Simulation of Magnetic Activity in the Sun: A Fast Dynamo
Stephen Childress




This film shows the growth of a magnetic field in a time-dependent flow of an electrically conducting fluid of finite small resistivity. The motion consisting of two periodically varying Beltrami waves having the same "helicity". The flow in the plane of the screen has the form of an eddy of closed streamlines perturbed by a small time-varying component, but there is also motion perpendicular to the plane of the screen. In the lower-right-center of the screen one can see the build-up of field field within a "heteroclinic tangle". Notice how the field (positive red, negative blue) is amplified by being stretched and folded within the lobes of the tangle.

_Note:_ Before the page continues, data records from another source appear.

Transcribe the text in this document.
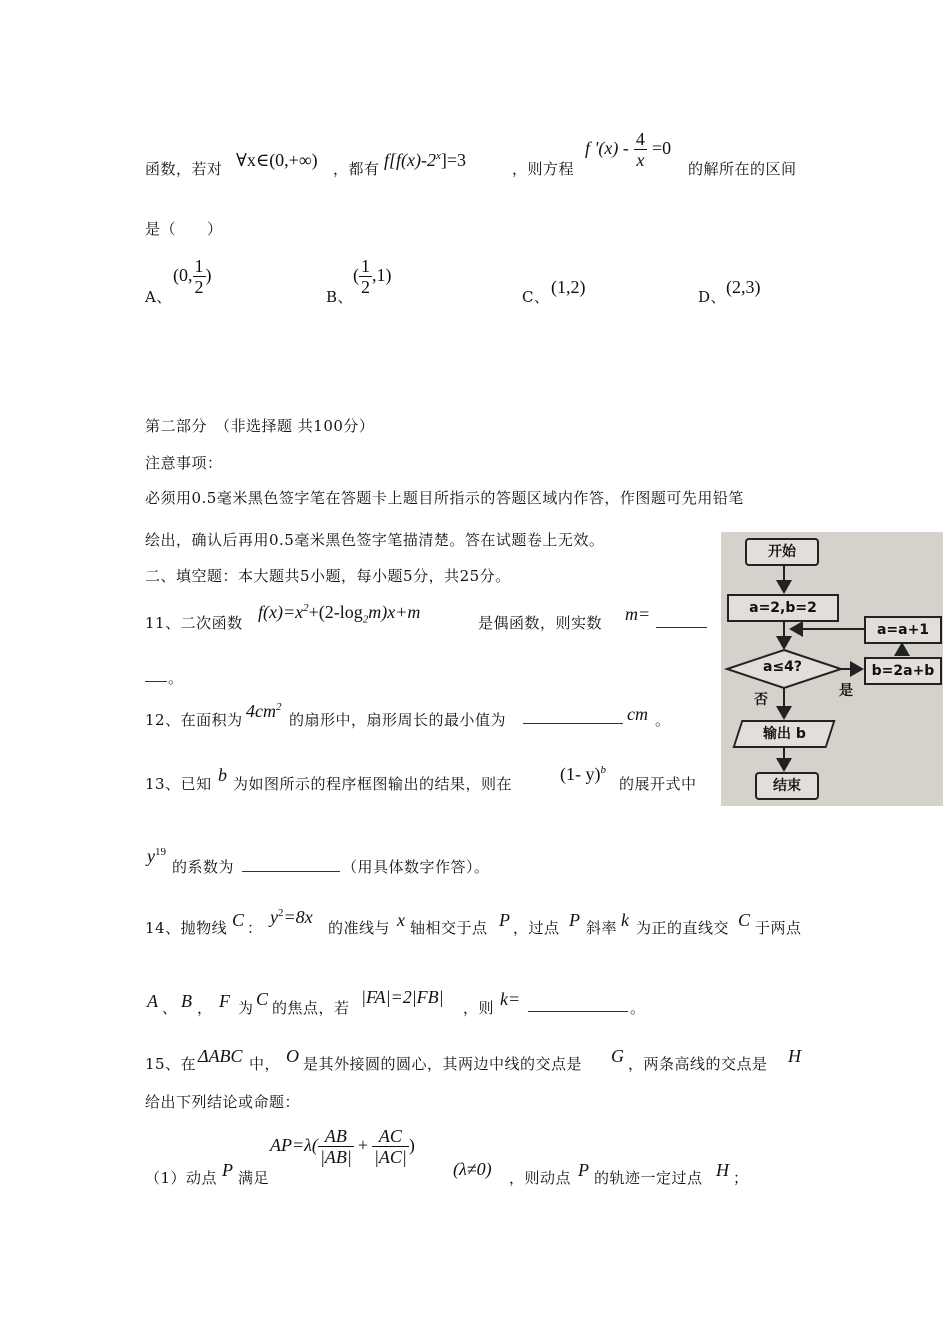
函数，若对 ∀x∈(0,+∞) ，都有 $f[f(x)-2^x]=3$	，则方程
f '$(x) - \frac{4}{x} =0$
的解所在的区间
是（　　）
A、
(0, $\frac{1}{2}$ )
B、
( $\frac{1}{2} ,1$)
C、 (1,2)	D、 (2,3)
第二部分　（非选择题 共100分）
注意事项：
必须用0.5毫米黑色签字笔在答题卡上题目所指示的答题区域内作答，作图题可先用铅笔
绘出，确认后再用0.5毫米黑色签字笔描清楚。答在试题卷上无效。
二、填空题：本大题共5小题，每小题5分，共25分。
11、二次函数
$f(x)=x^2+(2-\log_2m)x+m$
是偶函数，则实数 m=
。
12、在面积为 $4cm^2$
的扇形中，扇形周长的最小值为	cm 。
13、已知 b 为如图所示的程序框图输出的结果，则在	(1- y)$^b$
的展开式中
$y^{19}$
的系数为	（用具体数字作答）。
14、抛物线 C ：
$y^2=8x$
的准线与 x 轴相交于点 P ，过点 P 斜率 k 为正的直线交 C 于两点
A 、 B ， F 为 C 的焦点，若
|FA|=2|FB|
，则 k=	。
15、在 ΔABC 中， O 是其外接圆的圆心，其两边中线的交点是 G ，两条高线的交点是 H
给出下列结论或命题：
（1）动点 P 满足
$AP=\lambda( \frac{AB}{|AB|} + \frac{AC}{|AC|}$ )
(λ≠0) ，则动点 P 的轨迹一定过点 H ；
开始
a=2,b=2
a=a+1
a≤4?	b=2a+b
否
是
输出 b
结束
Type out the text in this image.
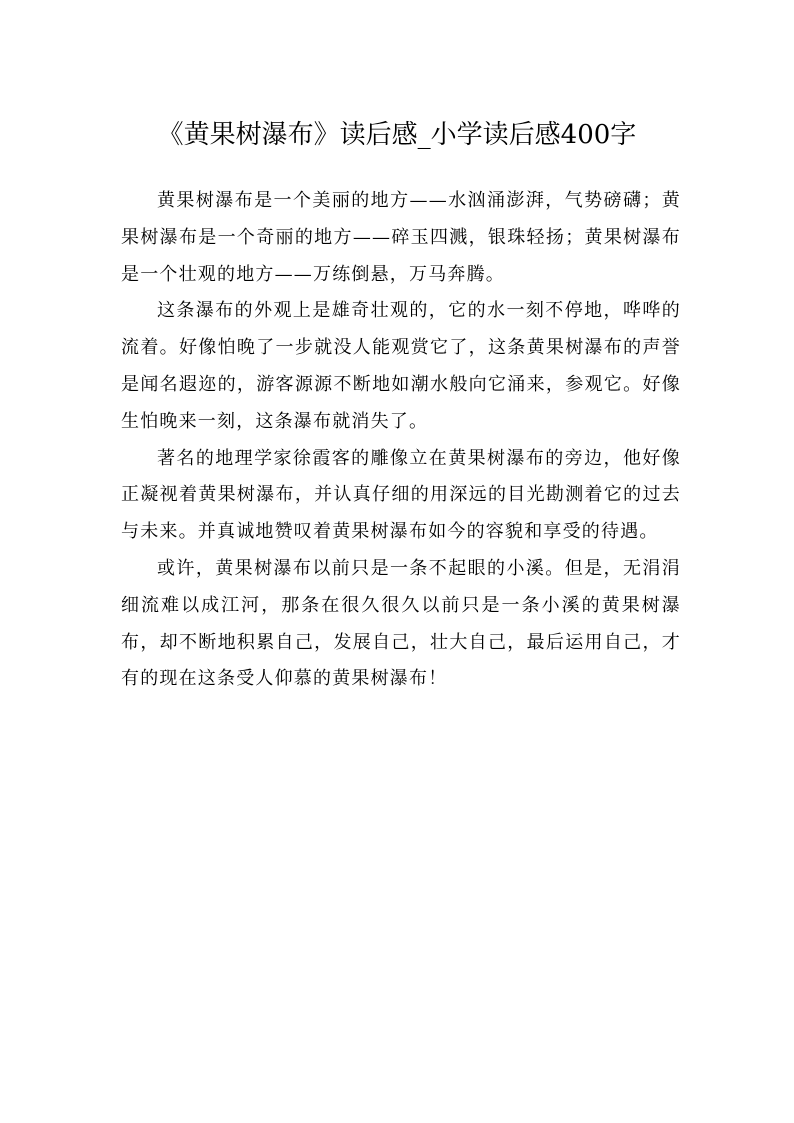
《黄果树瀑布》读后感_小学读后感400字

黄果树瀑布是一个美丽的地方——水汹涌澎湃，气势磅礴；黄果树瀑布是一个奇丽的地方——碎玉四溅，银珠轻扬；黄果树瀑布是一个壮观的地方——万练倒悬，万马奔腾。

这条瀑布的外观上是雄奇壮观的，它的水一刻不停地，哗哗的流着。好像怕晚了一步就没人能观赏它了，这条黄果树瀑布的声誉是闻名遐迩的，游客源源不断地如潮水般向它涌来，参观它。好像生怕晚来一刻，这条瀑布就消失了。

著名的地理学家徐霞客的雕像立在黄果树瀑布的旁边，他好像正凝视着黄果树瀑布，并认真仔细的用深远的目光勘测着它的过去与未来。并真诚地赞叹着黄果树瀑布如今的容貌和享受的待遇。

或许，黄果树瀑布以前只是一条不起眼的小溪。但是，无涓涓细流难以成江河，那条在很久很久以前只是一条小溪的黄果树瀑布，却不断地积累自己，发展自己，壮大自己，最后运用自己，才有的现在这条受人仰慕的黄果树瀑布！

There is also a phase shift due to the flow perpendicular to the screen, which causes the folds, otherwise producing alternating bands of red and blue, hence canceling magnetic flux, to "unmix" into coherent regions of blue and red. During the time interval shown the magnetic field increases by a factor of about 10,000.

This "dynamo action' is believed to occur in the convective regions of the Sun's interior. There, dynamical effects of the magnetic field act to modify the fluid flow in such a way that the growth of the field is arrested at the levels observed over a solar cycle. (Prepared by S. Childress and E. Wolfson, with thanks to Dave Galloway for the code).